Le Canada est-il trop ambitieux? 

Par Meg-Anne Lachance 

Le Canada veut réduire ses émissions de gaz à effet de serre de 45 à 50% sous les niveaux de 2005 d’ici 2035. 

Le Canada veut réduire ses émissions de gaz à effet de serre de 45 à 50 % sous les niveaux de 2005 d’ici 2035. Après avoir été critiqué par le commissaire à l’environnement et au développement durable, qui considère le Canada comme étant le membre du G7 le moins performant en matière de réduction des émissions de GES, Ottawa a finalement ajusté sa cible pour 2035. 

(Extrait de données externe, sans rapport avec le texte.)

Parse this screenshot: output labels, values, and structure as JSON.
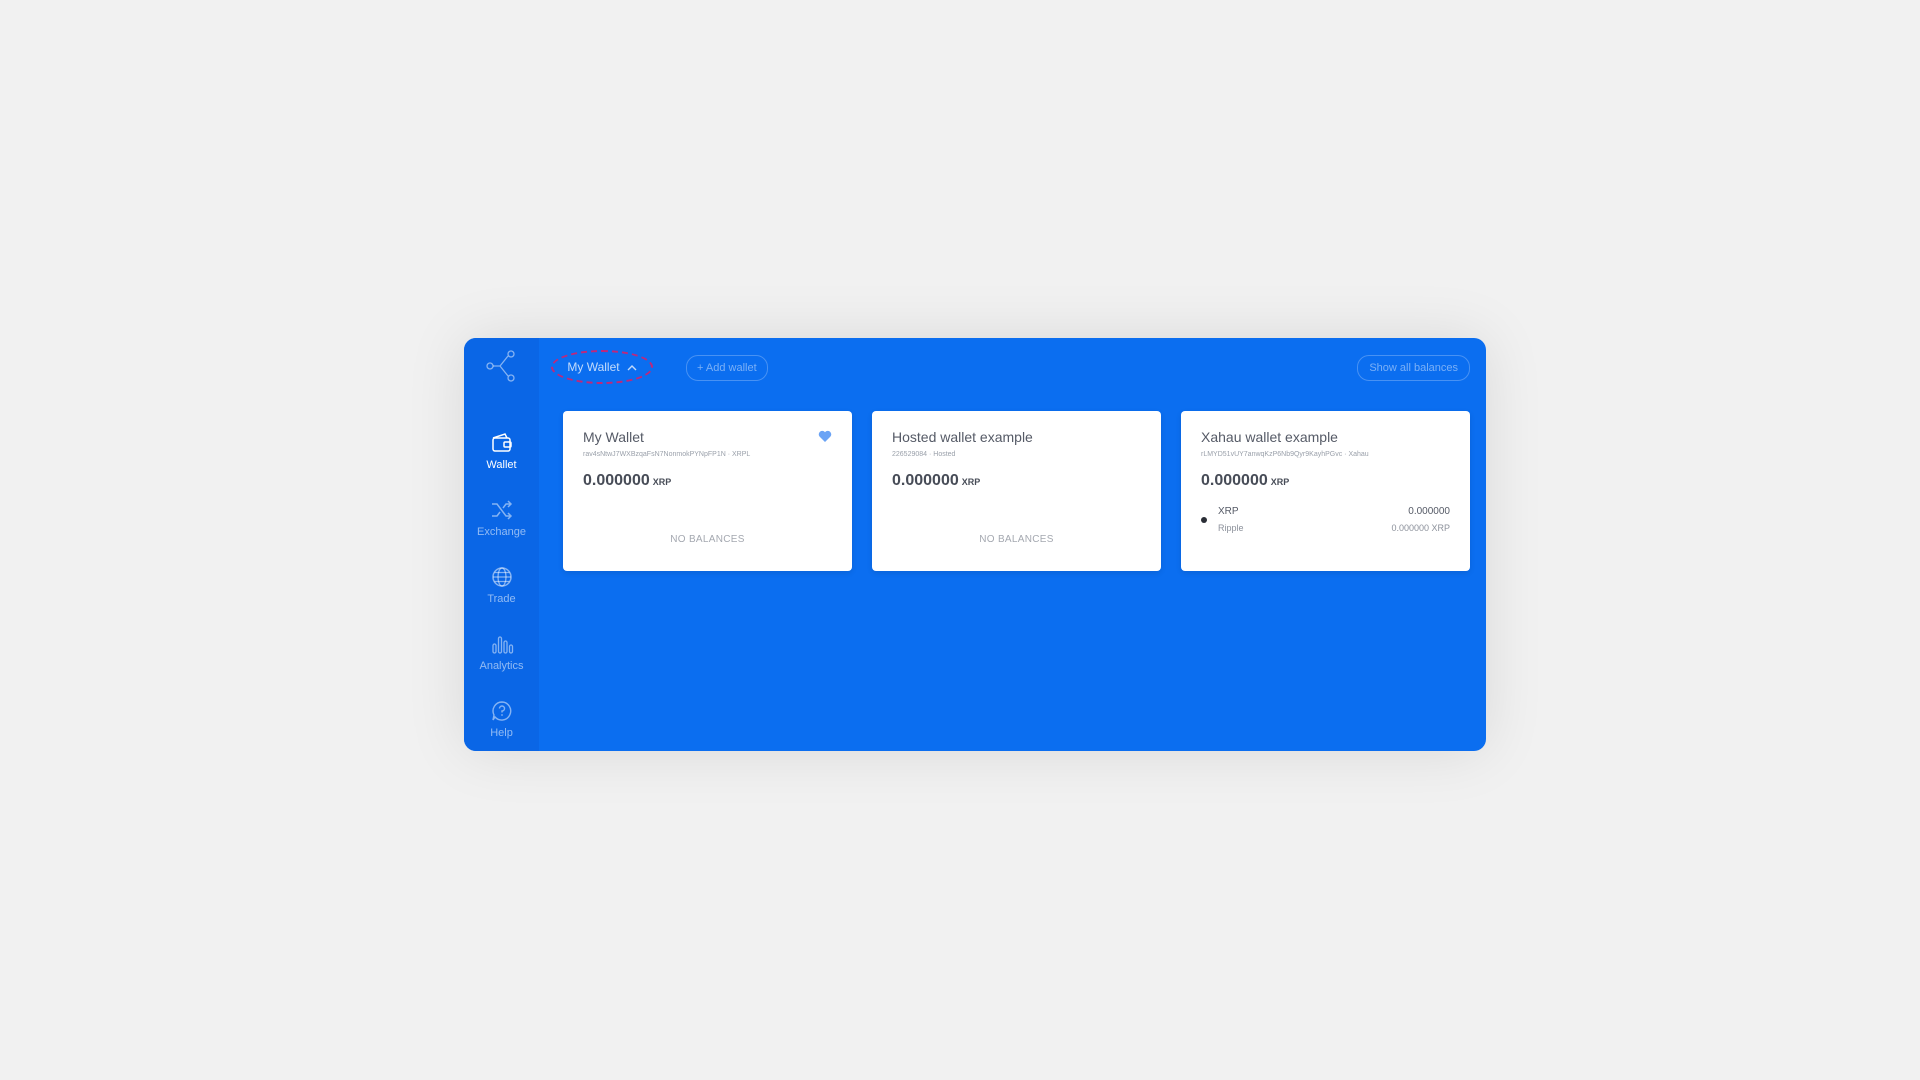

Le commissaire fédéral à l’environnement et au développement durable, Jerry DeMarco, n’avait pas mâché ses mots. Dans des rapports dévoilés le mois passé, le commissaire critiquait sévèrement le gouvernement Trudeau quant à sa gestion de plusieurs enjeux environnementaux. 

Il affirmait notamment qu’il ne restait que six ans au Canada pour atteindre sa cible de réduction des émissions de gaz à effet de serre de 40 % à 45 % sous les niveaux de 2005 d’ici 2030. Le ministère de l’Environnement et du Changement climatique avait alors défendu la cible canadienne. 

Mais voilà qu’un mois plus tard, Ottawa revient sur le terrain, cette fois-ci avec une cible pour 2035 plutôt que 2030. Le gouvernement considère toujours cette cible comme étant ambitieuse et qui demandera la collaboration de toutes les provinces.  

« Après plusieurs consultations avec différents groupes, nous pensons que c’est une cible ambitieuse et aussi réaliste pour le Canada », affirme Steven Guilbeault, ministre de l’Environnement et du Changement climatique du Canada. 

En vertu des lois climatiques canadiennes et de la convention des Nations unies qui guide l’action climatique internationale, le Canada doit fixer des objectifs tous les cinq ans. Un processus de consultation pluriannuel a donc été annoncé par le fédéral pour mieux orienter sa politique climatique de la prochaine décennie.   

Bien que la cible fédérale semble difficilement atteignable, elle reste moins ambitieuse que celle recommandée par les experts indépendants. Créé en 2021 par la loi sur la responsabilité en matière de carboneutralité, le groupe consultatif pour la carboneutralité a comme mandat de conseiller le gouvernement sur les objectifs d’émissions et les meilleurs moyens d’y arriver.  

Cette année, le groupe recommandait une réduction de 50 à 55 % sous les niveaux de 2005 d’ici 2035, un objectif bien supérieur à celui du gouvernement. 

L’implication de tous 

Selon le ministre Guilbault, ces cibles sont atteignables à condition que les plans mis en œuvre soient respectés et que les provinces mettent la main à la pâte. 

« Il y a des provinces au Canada, comme l’Alberta et la Saskatchewan, qui ne travaillent pas de façon constructive avec Ottawa. Des provinces qui, soit par le biais des tribunaux, soit par le biais des médias, cherchent à mettre des bâtons dans les roues », estime M. Guilbeault. 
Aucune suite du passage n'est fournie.